2. Digestion in stomach:

    Practically no action. No carbohydrate splitting enzymes available in gastric juice. Some dietary sucrose may be hydrolysed to equimolar amounts of glucose and fructose by HCl.

3. Digestion in duodenum:

    Food bolus reaches the duodenum from stomach where it meets the pancreatic juice. Pancreatic juice contains a carbohydrate splitting enzyme pancreatic amylase (also called amylopsin) similar to salivary amylase. 

    Action of Pancreatic Amylase It is also an α-amylase, optimum pH 7.1. Like ptyalin it also requires Cl– for activity. The enzyme hydrolyses α 1→4 glycosidic linkage situated well inside polysaccharide molecule. Other criteria and end products of action similar to ptyalin.

4. Digestion in Small Intestine Action of Intestinal Juice

    • Intestinal amylase: This hydrolyses terminal α-1→4, glycosidic linkage in polysaccharides and oligosaccharide molecules liberating free glucose molecule.
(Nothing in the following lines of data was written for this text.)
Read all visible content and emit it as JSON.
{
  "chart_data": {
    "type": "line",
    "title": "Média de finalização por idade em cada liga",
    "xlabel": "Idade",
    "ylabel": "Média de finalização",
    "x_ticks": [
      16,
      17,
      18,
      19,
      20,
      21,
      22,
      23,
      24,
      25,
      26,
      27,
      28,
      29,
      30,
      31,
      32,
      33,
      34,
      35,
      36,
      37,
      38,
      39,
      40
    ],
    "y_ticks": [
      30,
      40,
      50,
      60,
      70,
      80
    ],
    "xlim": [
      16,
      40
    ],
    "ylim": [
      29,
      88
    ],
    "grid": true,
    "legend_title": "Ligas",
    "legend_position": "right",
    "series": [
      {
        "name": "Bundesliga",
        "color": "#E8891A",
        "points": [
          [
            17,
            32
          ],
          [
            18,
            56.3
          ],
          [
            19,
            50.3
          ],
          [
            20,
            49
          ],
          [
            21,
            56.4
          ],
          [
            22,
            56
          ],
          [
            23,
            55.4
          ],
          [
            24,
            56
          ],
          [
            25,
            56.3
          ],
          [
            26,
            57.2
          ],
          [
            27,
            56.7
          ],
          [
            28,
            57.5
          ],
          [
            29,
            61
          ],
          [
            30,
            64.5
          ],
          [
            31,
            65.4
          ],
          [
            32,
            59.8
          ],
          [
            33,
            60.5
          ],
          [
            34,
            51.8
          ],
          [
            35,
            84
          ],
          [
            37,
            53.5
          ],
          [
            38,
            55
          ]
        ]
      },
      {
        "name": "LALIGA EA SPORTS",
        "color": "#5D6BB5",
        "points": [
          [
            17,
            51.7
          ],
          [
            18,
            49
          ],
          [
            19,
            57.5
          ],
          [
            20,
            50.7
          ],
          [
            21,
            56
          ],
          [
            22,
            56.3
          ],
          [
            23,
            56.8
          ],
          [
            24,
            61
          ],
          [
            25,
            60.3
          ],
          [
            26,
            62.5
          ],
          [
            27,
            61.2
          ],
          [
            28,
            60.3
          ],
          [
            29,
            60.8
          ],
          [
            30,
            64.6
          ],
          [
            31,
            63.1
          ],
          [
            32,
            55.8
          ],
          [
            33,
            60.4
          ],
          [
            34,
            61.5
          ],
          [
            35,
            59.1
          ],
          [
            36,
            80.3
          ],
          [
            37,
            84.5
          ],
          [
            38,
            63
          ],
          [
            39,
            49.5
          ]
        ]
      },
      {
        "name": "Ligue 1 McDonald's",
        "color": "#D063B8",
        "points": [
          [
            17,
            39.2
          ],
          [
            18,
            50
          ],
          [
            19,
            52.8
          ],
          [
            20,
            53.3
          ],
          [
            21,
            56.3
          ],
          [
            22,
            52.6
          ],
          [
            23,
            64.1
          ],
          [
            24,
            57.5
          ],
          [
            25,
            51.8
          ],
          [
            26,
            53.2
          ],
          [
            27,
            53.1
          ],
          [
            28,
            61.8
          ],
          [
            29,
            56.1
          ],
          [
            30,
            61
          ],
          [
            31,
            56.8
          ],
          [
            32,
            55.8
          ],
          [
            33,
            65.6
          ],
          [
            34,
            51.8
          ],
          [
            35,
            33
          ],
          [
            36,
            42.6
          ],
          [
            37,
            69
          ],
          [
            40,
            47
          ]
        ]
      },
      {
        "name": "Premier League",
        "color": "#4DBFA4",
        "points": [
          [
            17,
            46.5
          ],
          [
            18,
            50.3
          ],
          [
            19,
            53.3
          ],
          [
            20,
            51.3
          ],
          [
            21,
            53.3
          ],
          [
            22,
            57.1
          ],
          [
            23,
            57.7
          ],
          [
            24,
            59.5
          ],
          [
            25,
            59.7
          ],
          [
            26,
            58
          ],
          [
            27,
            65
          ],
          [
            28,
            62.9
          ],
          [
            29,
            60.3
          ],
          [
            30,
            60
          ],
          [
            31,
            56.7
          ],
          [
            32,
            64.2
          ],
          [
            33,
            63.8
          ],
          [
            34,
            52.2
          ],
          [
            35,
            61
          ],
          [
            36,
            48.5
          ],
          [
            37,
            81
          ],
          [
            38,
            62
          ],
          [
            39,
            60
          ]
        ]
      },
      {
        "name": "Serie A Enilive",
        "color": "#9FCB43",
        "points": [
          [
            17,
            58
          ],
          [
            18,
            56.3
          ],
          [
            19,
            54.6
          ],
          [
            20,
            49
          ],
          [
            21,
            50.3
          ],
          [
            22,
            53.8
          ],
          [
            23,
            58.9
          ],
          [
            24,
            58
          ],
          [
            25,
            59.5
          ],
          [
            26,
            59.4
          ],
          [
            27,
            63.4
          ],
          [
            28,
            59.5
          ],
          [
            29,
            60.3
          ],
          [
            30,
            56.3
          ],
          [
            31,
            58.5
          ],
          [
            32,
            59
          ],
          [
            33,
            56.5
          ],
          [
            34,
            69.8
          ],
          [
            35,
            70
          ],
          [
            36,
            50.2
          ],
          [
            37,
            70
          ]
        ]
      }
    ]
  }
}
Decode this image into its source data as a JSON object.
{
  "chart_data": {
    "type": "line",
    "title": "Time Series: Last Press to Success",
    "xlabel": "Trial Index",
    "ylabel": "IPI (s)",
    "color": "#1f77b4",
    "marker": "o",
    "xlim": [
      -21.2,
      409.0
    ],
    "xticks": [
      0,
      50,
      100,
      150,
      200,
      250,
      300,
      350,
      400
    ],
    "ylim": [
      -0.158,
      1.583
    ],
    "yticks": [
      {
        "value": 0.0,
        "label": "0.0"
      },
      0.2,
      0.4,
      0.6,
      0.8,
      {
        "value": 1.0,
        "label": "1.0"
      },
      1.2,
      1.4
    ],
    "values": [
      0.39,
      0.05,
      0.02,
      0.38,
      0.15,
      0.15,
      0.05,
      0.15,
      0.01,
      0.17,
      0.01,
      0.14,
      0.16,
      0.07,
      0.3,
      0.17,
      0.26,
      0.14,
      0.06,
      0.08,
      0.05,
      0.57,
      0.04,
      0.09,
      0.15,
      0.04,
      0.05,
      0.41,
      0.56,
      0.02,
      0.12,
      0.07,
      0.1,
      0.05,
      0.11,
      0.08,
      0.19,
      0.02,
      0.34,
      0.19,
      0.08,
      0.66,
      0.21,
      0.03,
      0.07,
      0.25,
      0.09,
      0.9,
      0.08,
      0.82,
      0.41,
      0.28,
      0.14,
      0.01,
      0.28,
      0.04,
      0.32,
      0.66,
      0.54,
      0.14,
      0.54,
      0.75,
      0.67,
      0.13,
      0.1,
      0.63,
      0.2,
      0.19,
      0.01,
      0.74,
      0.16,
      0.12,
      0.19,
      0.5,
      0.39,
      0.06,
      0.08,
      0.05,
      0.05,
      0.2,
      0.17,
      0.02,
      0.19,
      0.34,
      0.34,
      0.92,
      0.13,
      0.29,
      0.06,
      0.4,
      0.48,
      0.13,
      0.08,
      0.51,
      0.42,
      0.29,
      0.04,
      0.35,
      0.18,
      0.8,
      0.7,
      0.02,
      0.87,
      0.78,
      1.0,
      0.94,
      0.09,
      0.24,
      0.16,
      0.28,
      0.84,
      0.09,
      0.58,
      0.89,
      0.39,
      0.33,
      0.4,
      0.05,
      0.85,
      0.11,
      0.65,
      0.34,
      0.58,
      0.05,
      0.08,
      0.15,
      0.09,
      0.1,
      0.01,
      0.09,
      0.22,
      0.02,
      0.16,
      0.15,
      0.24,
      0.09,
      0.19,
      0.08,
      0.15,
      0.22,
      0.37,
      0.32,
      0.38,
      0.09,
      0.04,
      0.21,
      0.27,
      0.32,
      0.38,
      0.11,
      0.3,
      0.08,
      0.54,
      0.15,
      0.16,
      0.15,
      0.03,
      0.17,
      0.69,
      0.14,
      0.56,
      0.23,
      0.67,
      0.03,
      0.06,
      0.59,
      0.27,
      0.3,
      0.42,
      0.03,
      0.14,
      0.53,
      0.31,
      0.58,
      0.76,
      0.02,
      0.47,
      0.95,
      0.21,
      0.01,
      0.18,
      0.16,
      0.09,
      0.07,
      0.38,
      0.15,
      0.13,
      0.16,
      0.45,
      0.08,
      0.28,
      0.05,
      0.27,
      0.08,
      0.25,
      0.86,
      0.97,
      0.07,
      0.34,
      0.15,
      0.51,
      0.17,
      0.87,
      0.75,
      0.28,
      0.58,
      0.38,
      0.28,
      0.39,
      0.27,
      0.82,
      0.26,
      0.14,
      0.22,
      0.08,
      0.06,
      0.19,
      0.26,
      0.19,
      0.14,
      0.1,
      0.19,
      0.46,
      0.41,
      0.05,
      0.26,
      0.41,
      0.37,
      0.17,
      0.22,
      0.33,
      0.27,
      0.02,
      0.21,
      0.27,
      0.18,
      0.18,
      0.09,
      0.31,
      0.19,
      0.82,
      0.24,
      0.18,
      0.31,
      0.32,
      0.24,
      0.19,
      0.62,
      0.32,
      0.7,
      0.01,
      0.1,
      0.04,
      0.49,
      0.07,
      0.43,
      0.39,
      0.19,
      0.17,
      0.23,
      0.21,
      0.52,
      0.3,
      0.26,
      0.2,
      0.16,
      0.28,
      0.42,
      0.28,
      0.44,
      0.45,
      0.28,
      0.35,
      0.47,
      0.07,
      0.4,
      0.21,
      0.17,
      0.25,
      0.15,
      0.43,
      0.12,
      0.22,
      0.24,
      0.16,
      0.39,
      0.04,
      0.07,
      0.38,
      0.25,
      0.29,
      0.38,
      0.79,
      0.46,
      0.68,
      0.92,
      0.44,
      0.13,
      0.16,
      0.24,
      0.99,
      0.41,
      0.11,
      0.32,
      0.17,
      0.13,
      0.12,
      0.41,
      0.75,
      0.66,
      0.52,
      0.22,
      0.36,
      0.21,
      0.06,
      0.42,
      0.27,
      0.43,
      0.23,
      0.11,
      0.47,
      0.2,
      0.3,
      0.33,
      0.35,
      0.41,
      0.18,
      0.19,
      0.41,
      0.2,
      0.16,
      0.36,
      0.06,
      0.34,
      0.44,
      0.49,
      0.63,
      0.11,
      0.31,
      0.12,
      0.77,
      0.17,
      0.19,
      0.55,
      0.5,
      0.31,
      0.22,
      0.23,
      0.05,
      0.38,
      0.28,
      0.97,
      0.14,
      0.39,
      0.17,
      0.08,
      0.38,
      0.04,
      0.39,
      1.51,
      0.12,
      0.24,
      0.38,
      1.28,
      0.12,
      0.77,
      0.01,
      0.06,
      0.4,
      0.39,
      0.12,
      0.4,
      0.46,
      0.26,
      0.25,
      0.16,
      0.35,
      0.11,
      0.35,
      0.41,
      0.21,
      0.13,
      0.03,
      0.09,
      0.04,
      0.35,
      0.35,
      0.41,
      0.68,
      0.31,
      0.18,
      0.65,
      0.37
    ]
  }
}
    • Lactase: It is a β-galactosidase, its pH range is 5.4 to 6.0. Lactose is hydrolyzed to equimolar amounts of glucose and galactose.

    • Isomaltase: It catalyses hydrolysis of α-1→ 6 glycosidic linkage, thus splitting α-limit dextrin at the branching points and producing maltose and glucose.

    • Maltase: The enzyme hydrolyses the α-1→4 glycosidic linkage between glucose units in maltose molecule liberating equimolar quantities of two glucose molecules. Its pH range is 5.8 to 6.2.

    Five maltases have been identified in intestinal epithelial cells. Maltase V can act as isomaltase over and above its action on maltose.

    • Sucrase: pH range 5.0 to 7.0. It hydrolyses sucrose molecule to form equimolar quantities of glucose and fructose. Maltase III and maltase IV also have sucrase activity.